清晨的风从窗外吹进来,陈东站在省委招待所三楼走廊尽头。他整了整袖口,那枚刻着“法正民安”的袖扣在光线下闪了一下。走廊安静,脚步声被地毯吸走。
他推开会议室的门。
房间不大,一张长桌,两边各摆四把椅子。对面已经坐着一个人。四十多岁,穿着旧夹克,手指搭在桌沿,指节粗大,像是干过重活。看到陈东进来,那人眼皮动了动,没起身。
陈东在他对面坐下,放下文件夹,没有说话。
对方先开口:“你找我来,到底什么事?”
陈东看着他:“周德海,南郊公交总站配电室事故那天,你是值班安全员。”
那人眼神一滞,随即摇头:“我不记得有这回事。”
“你不记得?”陈东打开文件夹,抽出一张照片推过去,“这是你十年前的工作证。宏远基建项目部发的。上面有你的名字,编号,还有当天排班表复印件。你不在岗,但签到记录写着‘正常执勤’。”

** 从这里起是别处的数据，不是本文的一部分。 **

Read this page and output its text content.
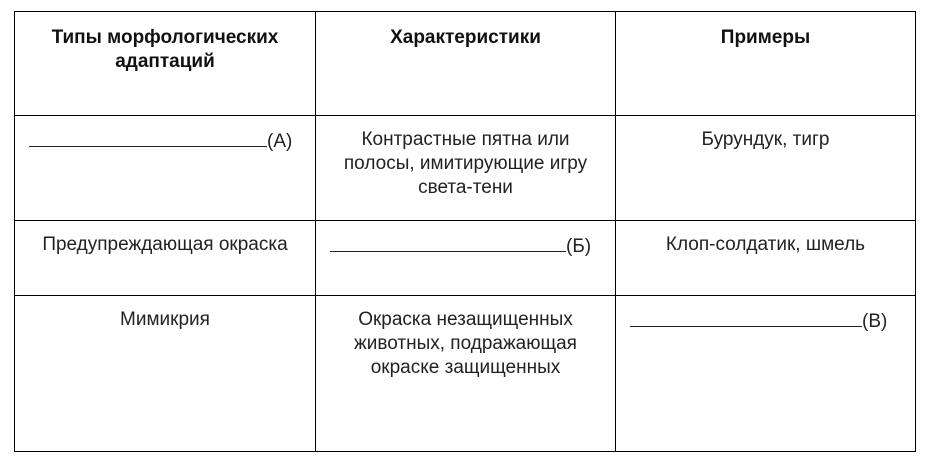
Типы морфологических адаптаций	Характеристики	Примеры

(А)	Контрастные пятна или полосы, имитирующие игру света-тени	Бурундук, тигр
Предупреждающая окраска	(Б)	Клоп-солдатик, шмель
Мимикрия	Окраска незащищенных животных, подражающая окраске защищенных	(В)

周德海盯着照片看了几秒,喉结动了动:“那又怎么样?人都死了,事也过了十年。”
“人是死了。”陈东声音没变,“可钱还在动。最近三个月,市政绿化补偿款里有两笔共一千三百万元,名义上用于南郊线路改造,实际流向一家注册在郊区的空壳公司。这家公司法人代表是你弟弟的同学,但他本人去年进了医院,医保报销三次被拒。你垫了八万七千块,找的是赵瑞龙以前的手下刘志明。”
周德海的手指突然收紧,指甲刮到了桌面。
“我不知道这些事。”他说,语气比刚才低了一度。
“你不知道。”陈东点头,“那你上周为什么去山水庄园两次?第一次是周三晚上八点五十分进的后门,第二次是上周六中午,从员工通道出来,手里拎了个黑色袋子。”
对方猛地抬头:“你监视我?”
“我不是来抓你的。”陈东合上文件夹,“我是来问你,想不想知道当年那场电击事故的尸检报告去哪儿了。”
空气一下子沉下来。
周德海嘴唇动了动,没出声。
陈东继续说:“你们这种结构,上面的人永远不出面。出事有人扛,赚钱他们拿。你不是第一个顶雷的,也不会是最后一个。但你和别人不一样。你弟弟住院时你到处借钱,没找组织帮忙,也没报警。说明你知道自己在什么圈子里,也知道不能喊疼。”
周德海低下头,呼吸变得重了些。
“我不想坐牢。”他终于说,“我也不是什么坏人。就是……帮人传个话,收个条,拿点跑腿费。真要查账,我一个字都说不出来。”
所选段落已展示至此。